El Concello cierra una discoteca en Samil ante las quejas de los vecinos

El establecimiento y un asador anexo carecían de licencia municipal

La sala Olimpo ya no abrió el pasado fin de semana.
La sala Olimpo ya no abrió el pasado fin de semana.

vigo / la voz

En el siempre controvertido conflicto de intereses entre el derecho al descanso y a la diversión nocturna en zonas turísticas, los vecinos del barrio de Cabo da Vella de Samil han ganado una batalla. El Concello ha clausurado una discoteca que llevaba más de dos décadas perturbando la tranquilidad de los residentes de las viviendas colindantes.

El negocio está ubicado junto a la desembocadura del Lagares y frente a las pistas deportivas. Tuvo diferentes nombres desde su apertura en el año 88 y su última denominación fue Olimpo Samil, que el pasado fin de semana ya no abrió sus puertas al público.

Los afectados llegaron a constituir una plataforma vecinal con el único objetivo de denunciar ante la administración local los problemas de convivencia que generaba el funcionamiento de este negocio.

Juan Carlos Andrés Prado, portavoz de dicho colectivo, señala que durante este tiempo han pasado cientos de noches sin dormir por culpa de la música a todo volumen y, especialmente, por el jaleo que se organizaba en el exterior del recinto.

Peleas, gritos, excrementos en la vía pública o rotura de cristales son algunas de las incomodidades que han tenido que aguantar. Juan Carlos Andrés afirma que siempre intentaron solucionar el problema de buenas maneras con los diferentes responsables que ha tenido el negocio, pero todas las veces que se dirigieron a ellos «fue como sembrar en piedra». Al final el Ayuntamiento les ha dado la razón y ha clausurado el local, pero no ha sido por las molestias de su actividad, sino por las irregularidades urbanísticas detectadas en la edificación.
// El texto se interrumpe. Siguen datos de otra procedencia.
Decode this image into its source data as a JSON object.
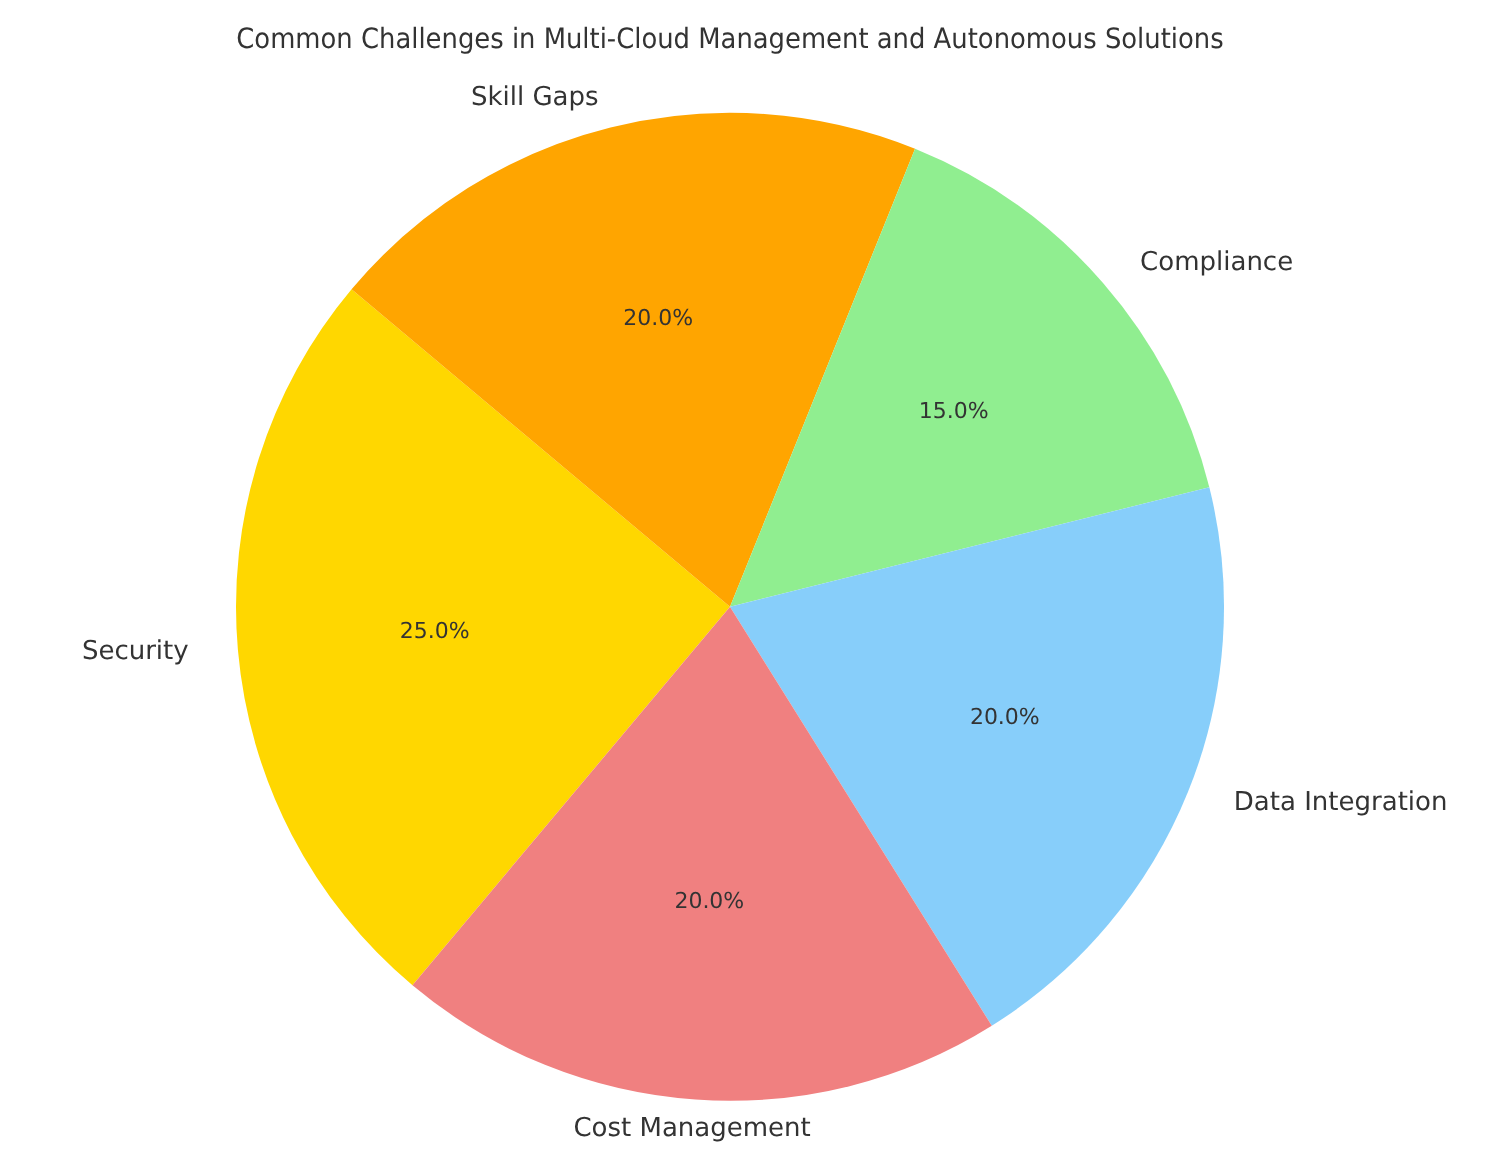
{
  "chart_data": {
    "type": "pie",
    "title": "Common Challenges in Multi-Cloud Management and Autonomous Solutions",
    "categories": [
      "Security",
      "Skill Gaps",
      "Compliance",
      "Data Integration",
      "Cost Management"
    ],
    "values": [
      25,
      20,
      15,
      20,
      20
    ],
    "colors": [
      "#ffd700",
      "#ffa500",
      "#90ee90",
      "#87cefa",
      "#f08080"
    ],
    "value_labels": [
      "25.0%",
      "20.0%",
      "15.0%",
      "20.0%",
      "20.0%"
    ],
    "legend": false
  }
}
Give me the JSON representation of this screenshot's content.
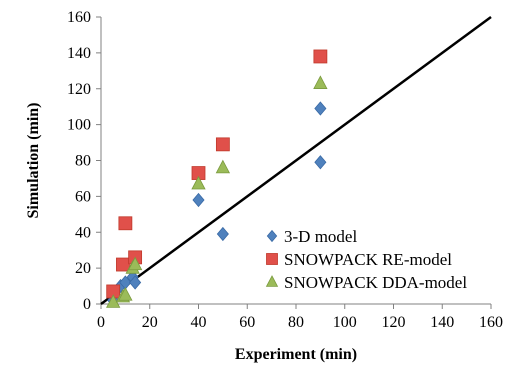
{
  "chart_data": {
    "type": "scatter",
    "title": "",
    "xlabel": "Experiment (min)",
    "ylabel": "Simulation  (min)",
    "xlim": [
      0,
      160
    ],
    "ylim": [
      0,
      160
    ],
    "x_ticks": [
      "0",
      "20",
      "40",
      "60",
      "80",
      "100",
      "120",
      "140",
      "160"
    ],
    "y_ticks": [
      "0",
      "20",
      "40",
      "60",
      "80",
      "100",
      "120",
      "140",
      "160"
    ],
    "grid": false,
    "legend_position": "bottom-right",
    "reference_line": {
      "x": [
        0,
        160
      ],
      "y": [
        0,
        160
      ],
      "color": "#000000"
    },
    "series": [
      {
        "name": "3-D model",
        "marker": "diamond",
        "color": "#4f81bd",
        "x": [
          5,
          8,
          10,
          13,
          14,
          40,
          50,
          90,
          90
        ],
        "y": [
          2,
          10,
          12,
          15,
          12,
          58,
          39,
          109,
          79
        ]
      },
      {
        "name": "SNOWPACK RE-model",
        "marker": "square",
        "color": "#e0504a",
        "x": [
          5,
          9,
          10,
          14,
          40,
          50,
          90
        ],
        "y": [
          7,
          22,
          45,
          26,
          73,
          89,
          138
        ]
      },
      {
        "name": "SNOWPACK DDA-model",
        "marker": "triangle",
        "color": "#9bbb59",
        "x": [
          5,
          9,
          10,
          13,
          14,
          40,
          50,
          90
        ],
        "y": [
          1,
          4,
          5,
          20,
          22,
          67,
          76,
          123
        ]
      }
    ]
  }
}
Cuando los afectados se enteraron que el local no contaba con todas las autorizaciones en vigor, no dudaron en denunciarlo ante la gerencia de Urbanismo para que abriera un expediente.

«Como llevamos tanto tiempo, el cierre del local era lo que perseguíamos, si no tiene permiso o es irregular, pedimos que el Ayuntamiento lo legalice o lo cierre, pero sobre todo que no moleste», afirma el portavoz de la plataforma vecinal de afectados.

La discoteca se encuentra sobre suelo rústico y el único permiso que posee es un licencia provisional del año 88, que no ha amparado las sucesivas ampliaciones que se fueron realizando con el paso de los años, hasta el punto de que hoy en día ya no hay más espacio para seguir construyendo. Dentro de la misma parcela se encuentra también el asador La carpa, que también ha sido clausurado al carecer de licencia.

La empresa ha anunciado el cierre a sus clientes a través de su página de Facebook. «Nos vemos obligados a cerrar anticipadamente por problemas burocráticos, esto solo se llama política y solo pasa en Vigo», manifiestan.

El Concello cierra de esta manera uno de los lugares míticos de la movida nocturna en Vigo. Durante los años 80 y 90 fue uno de los establecimientos de moda en la ciudad. Como discoteca al aire libre tuvo mucho tirón, pero finalmente los responsables del negocio tuvieron que cerrarlo porque el ruido molestaba a los vecinos. Los controles de alcoholemia en la avenida de Samil también desanimaron a muchos clientes.